Homemade Peruvian Cheese: Quesillo, the popular fresh cheese of Andean Peru, is quick and easy to make
When the Spanish arrived in the Incan Empire in 1528, they encountered a culture with highly sophisticated trade and agrarian systems.
Roads and runners so effectively connected the 300,000-square-mile kingdom that it was possible to deliver fresh seafood from the Pacific Coast to Cusco, more than 200 miles away and 11,000 feet above sea level, in less than two days. This network spanned a varied landscape, from the arid Pacific Coast to the Amazon River Basin, laying the foundation for a diverse culinary tradition that is now one of the hottest trends in international cuisine.
Spanish conquerors introduced important European ingredients, such as onions, cilantro, and dairy products, to their Peruvian colony. The pre-Columbian Peruvian diet included meat from llamas, alpacas, and cuyes (guinea pigs), but dairy consumption was unknown until cattle were introduced. Dairy cows remain very popular with farmers and ranchers in the high Andes, where they graze in mountain valleys and produce high-quality milk that can be converted to staple products such as butter, manjar blanco (milk-based dishes), and cheese.

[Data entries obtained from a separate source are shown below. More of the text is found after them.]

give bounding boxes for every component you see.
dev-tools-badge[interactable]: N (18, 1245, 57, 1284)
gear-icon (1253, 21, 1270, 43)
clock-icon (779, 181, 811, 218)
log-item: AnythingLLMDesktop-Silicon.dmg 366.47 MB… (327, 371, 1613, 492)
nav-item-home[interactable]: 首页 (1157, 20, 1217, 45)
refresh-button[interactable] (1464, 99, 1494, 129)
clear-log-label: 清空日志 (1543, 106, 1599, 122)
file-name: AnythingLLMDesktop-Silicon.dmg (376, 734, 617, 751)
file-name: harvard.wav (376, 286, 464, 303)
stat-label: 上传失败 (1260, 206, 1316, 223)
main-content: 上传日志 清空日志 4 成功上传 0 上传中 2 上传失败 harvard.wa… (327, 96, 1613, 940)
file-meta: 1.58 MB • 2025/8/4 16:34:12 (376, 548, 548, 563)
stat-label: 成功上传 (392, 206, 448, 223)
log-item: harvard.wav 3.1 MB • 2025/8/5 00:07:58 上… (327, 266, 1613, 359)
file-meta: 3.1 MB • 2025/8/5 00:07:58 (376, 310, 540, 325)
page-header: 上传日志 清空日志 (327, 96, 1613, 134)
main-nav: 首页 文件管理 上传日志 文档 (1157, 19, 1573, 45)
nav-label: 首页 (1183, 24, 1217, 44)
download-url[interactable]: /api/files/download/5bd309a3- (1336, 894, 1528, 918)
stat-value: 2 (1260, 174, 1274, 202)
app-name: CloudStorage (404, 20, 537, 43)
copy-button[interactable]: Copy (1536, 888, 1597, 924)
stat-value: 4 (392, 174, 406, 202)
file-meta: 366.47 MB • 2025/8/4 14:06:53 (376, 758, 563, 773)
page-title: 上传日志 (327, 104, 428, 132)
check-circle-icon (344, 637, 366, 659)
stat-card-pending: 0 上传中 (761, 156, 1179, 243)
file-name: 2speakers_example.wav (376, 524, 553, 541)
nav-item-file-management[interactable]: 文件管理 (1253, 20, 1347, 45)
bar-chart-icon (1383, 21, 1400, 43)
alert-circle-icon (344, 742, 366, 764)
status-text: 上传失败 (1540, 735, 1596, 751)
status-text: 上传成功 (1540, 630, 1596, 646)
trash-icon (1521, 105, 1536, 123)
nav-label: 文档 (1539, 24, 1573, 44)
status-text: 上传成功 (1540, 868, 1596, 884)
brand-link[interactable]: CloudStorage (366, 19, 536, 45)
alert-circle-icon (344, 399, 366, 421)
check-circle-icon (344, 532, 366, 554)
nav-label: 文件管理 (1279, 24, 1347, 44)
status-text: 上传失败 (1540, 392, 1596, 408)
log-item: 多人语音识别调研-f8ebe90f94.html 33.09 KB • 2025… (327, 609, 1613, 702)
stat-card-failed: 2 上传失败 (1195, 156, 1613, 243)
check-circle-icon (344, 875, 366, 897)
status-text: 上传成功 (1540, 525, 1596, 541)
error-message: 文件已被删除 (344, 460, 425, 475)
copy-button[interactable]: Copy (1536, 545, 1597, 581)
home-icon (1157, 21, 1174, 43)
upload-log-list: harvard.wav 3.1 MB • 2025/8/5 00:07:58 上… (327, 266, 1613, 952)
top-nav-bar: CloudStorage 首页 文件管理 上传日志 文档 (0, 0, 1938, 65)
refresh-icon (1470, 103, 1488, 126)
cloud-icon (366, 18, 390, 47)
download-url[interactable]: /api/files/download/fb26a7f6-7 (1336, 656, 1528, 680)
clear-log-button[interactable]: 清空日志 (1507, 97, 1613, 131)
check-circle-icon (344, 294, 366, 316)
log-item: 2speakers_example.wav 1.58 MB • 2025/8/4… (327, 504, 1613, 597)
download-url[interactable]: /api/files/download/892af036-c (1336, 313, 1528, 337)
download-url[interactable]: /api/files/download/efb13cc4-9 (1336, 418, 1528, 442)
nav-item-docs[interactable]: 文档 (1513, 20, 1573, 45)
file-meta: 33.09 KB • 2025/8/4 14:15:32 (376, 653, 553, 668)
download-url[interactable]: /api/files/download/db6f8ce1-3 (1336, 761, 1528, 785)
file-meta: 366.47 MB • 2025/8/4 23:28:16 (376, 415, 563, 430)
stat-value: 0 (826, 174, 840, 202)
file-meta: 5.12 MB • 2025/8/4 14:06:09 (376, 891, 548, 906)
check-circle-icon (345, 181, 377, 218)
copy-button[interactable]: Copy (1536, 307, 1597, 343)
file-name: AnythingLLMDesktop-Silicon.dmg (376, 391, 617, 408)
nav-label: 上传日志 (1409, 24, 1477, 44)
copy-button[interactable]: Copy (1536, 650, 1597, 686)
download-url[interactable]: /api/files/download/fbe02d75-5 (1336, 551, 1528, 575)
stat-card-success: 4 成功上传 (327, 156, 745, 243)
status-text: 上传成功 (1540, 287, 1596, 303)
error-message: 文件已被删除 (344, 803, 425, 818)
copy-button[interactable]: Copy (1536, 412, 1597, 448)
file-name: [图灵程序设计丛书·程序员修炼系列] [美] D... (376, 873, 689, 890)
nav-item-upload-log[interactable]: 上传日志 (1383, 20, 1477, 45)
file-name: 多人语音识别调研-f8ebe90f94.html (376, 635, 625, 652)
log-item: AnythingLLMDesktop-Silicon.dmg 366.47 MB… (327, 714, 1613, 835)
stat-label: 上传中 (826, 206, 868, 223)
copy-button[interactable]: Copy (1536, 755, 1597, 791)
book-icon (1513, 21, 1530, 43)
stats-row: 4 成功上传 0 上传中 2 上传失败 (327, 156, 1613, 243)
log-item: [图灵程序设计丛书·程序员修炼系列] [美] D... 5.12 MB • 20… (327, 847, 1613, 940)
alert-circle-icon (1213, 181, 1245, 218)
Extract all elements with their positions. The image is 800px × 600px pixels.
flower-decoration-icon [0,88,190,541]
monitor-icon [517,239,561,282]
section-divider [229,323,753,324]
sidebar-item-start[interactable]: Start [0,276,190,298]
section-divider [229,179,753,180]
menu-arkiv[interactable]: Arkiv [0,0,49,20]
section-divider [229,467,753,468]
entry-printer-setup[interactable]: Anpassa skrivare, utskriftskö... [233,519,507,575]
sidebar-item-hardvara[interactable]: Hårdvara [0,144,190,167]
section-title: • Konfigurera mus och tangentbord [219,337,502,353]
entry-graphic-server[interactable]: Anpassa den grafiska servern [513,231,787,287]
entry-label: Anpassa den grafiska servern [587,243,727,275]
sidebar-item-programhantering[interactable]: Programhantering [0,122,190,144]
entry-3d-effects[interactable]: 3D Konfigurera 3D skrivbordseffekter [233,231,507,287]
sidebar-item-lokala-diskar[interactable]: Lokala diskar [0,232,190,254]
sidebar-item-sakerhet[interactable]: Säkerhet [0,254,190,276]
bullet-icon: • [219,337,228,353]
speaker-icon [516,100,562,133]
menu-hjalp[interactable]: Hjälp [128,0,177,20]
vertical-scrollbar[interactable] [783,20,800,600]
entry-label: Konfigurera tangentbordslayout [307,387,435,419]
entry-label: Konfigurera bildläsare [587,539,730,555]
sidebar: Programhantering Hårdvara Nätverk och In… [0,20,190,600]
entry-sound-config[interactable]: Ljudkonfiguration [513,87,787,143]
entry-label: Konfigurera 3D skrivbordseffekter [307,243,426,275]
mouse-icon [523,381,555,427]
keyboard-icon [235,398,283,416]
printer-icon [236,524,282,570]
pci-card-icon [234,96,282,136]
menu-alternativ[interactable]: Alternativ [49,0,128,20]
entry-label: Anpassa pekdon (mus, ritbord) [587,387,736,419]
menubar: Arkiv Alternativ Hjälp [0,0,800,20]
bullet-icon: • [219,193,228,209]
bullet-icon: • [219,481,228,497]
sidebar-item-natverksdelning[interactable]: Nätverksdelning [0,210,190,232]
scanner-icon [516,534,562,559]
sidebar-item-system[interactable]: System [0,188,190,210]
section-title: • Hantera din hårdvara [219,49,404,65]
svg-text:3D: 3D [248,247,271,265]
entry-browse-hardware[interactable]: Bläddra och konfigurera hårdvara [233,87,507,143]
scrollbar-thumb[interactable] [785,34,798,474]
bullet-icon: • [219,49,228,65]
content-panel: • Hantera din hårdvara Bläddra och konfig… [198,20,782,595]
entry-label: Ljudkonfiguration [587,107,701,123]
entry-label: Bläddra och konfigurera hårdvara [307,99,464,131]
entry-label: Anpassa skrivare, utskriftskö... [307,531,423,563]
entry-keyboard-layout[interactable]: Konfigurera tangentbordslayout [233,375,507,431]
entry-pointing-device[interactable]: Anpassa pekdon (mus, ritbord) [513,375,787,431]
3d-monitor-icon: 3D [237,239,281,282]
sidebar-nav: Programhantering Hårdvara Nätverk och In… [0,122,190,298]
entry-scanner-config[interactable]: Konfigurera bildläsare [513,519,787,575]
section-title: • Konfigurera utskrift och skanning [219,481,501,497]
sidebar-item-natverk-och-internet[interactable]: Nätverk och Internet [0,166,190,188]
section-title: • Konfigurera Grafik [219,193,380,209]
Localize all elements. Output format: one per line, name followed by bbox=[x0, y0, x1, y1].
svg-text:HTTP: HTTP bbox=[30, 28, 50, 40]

Most Peruvian cheese production takes place on a small scale in home-based dairies where artisans convert fresh milk into a product with a longer shelf life. Cheeses vary from home to home and village to village, but one common type of cheese in the Peruvian Andes is quesillo. A fresh-style cheese, quesillo, whose name means “small cheese” in Spanish, is made by acidifying milk with lime juice and vinegar, then separating the whey and pressing the curd into small hand-formed disks or balls. In the high altitudes of the Andes, the boiling point for milk is significantly lower than at sea level, which results in a smallcurd cheese that is soft, mild, and milky with a clean finish. The cheese is rarely eaten on its own; Andean home cooks use quesillo to add flavor and texture to many popular sauces, soups, and entrées, one of which can be found here.
Heat the milk and salt in a saucepan over medium-high heat to 190°F. Stir frequently, scraping the bottom and sides of the pan to prevent the milk from scalding. Remove from the heat, and add the lime juice and white vinegar. Stir gently while the curds form, about 3 to 5 minutes.
Pour the curdled milk into a cheesecloth lined colander, and allow to cool and drain for about 15 minutes.
Gently squeeze the cheese into a ball in the cheesecloth to extract excess liquid.
Allow the quesillo to rest on a plate, refrigerated or at room temperature, for at
least 30 minutes before using. That’s it!